Travis Wright shows off a big part of what the SQL Server team has been working on the last couple of years:
SQL Server 2019 big data clusters provide a complete AI platform. Data can be easily ingested via Spark Streaming or traditional SQL inserts and stored in HDFS, relational tables, graph, or JSON/XML. Data can be prepared by using either Spark jobs or Transact-SQL (T-SQL) queries and fed into machine learning model training routines in either Spark or the SQL Server master instance using a variety of programming languages, including Java, Python, R, and Scala. The resulting models can then be operationalized in batch scoring jobs in Spark, in T-SQL stored procedures for real-time scoring, or encapsulated in REST API containers hosted in the big data cluster.
SQL Server big data clusters provide all the tools and systems to ingest, store, and prepare data for analysis as well as to train the machine learning models, store the models, and operationalize them.
Data can be ingested using Spark Streaming, by inserting data directly to HDFS through the HDFS API, or by inserting data into SQL Server through standard T-SQL insert queries. The data can be stored in files in HDFS, or partitioned and stored in data pools, or stored in the SQL Server master instance in tables, graph, or JSON/XML. Either T-SQL or Spark can be used to prepare data by running batch jobs to transform the data, aggregate it, or perform other data wrangling tasks.
Data scientists can choose either to use SQL Server Machine Learning Services in the master instance to run R, Python, or Java model training scripts or to use Spark.

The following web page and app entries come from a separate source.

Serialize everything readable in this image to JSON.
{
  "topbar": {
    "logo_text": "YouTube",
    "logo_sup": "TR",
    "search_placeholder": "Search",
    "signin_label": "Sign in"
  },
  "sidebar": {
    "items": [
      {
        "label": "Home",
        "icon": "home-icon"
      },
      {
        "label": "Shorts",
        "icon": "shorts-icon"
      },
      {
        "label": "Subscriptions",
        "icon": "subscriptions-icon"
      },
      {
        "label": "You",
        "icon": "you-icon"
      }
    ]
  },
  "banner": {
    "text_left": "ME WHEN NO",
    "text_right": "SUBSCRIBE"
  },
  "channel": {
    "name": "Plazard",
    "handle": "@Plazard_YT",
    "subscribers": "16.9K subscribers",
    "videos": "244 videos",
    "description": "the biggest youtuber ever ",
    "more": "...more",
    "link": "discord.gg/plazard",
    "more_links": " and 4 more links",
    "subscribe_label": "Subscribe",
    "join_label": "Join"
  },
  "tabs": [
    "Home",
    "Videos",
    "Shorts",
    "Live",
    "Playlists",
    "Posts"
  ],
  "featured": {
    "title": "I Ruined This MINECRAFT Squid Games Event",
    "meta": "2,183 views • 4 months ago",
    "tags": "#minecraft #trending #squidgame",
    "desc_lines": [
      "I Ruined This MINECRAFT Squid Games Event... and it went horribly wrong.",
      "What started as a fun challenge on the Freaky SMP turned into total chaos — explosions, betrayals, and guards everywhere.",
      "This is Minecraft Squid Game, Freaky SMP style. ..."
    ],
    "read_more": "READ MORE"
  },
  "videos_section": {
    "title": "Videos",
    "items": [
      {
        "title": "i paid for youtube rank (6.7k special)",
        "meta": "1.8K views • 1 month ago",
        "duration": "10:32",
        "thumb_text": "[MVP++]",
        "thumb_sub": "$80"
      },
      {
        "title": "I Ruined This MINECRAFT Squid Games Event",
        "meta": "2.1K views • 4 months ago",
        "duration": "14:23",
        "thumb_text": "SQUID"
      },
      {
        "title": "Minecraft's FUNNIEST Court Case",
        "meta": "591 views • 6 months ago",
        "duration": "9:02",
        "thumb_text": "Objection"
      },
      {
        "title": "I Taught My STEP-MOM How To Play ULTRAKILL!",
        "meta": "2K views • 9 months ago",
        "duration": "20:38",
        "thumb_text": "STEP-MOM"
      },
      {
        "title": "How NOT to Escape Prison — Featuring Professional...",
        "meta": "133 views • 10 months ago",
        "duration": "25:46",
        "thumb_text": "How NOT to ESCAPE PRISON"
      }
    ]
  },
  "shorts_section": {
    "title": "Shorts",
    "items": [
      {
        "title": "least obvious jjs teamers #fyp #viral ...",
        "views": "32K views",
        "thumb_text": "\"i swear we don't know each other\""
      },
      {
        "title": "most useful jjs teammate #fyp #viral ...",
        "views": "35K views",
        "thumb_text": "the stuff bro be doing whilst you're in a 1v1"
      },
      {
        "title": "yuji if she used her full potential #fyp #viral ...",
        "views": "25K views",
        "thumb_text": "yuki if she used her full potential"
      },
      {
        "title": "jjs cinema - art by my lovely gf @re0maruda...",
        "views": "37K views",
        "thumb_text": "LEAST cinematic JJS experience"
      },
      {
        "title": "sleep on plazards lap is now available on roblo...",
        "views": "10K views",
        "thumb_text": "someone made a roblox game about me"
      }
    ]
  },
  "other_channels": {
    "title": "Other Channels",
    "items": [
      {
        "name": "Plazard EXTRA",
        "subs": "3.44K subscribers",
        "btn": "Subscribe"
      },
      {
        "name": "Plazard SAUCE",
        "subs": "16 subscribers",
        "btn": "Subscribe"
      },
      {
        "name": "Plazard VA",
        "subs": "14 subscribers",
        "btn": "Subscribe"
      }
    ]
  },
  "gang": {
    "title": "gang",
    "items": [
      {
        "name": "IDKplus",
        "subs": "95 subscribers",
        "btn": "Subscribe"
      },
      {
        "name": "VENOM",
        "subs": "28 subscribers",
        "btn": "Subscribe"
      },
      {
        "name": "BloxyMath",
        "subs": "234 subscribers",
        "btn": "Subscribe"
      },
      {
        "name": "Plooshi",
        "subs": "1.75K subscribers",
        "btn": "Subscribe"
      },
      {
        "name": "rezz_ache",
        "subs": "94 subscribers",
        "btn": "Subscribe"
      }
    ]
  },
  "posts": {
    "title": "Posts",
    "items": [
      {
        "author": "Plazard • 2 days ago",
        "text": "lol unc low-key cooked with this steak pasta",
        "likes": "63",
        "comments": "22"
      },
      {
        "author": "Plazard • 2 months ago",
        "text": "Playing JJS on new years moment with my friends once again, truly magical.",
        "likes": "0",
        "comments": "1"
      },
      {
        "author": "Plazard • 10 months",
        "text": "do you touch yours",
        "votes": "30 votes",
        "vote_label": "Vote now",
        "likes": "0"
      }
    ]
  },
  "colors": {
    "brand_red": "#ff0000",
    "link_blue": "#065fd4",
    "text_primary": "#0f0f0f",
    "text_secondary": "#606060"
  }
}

In either case, the full library of open-source machine learning libraries, such as TensorFlow or Caffe, can be used to train models.
Lastly, once the models are trained, they can be operationalized in the SQL Server master instance using real-time, native scoring via the PREDICT function in a stored procedure in the SQL Server master instance; or you can use batch scoring over the data in HDFS with Spark. Alternatively, using tools provided with the big data cluster, data engineers can easily wrap the model in a REST API and provision the API + model as a container on the big data cluster as a scoring microservice for easy integration into any application.
I’ve wanted Spark integration ever since 2016 and we’re going to get it.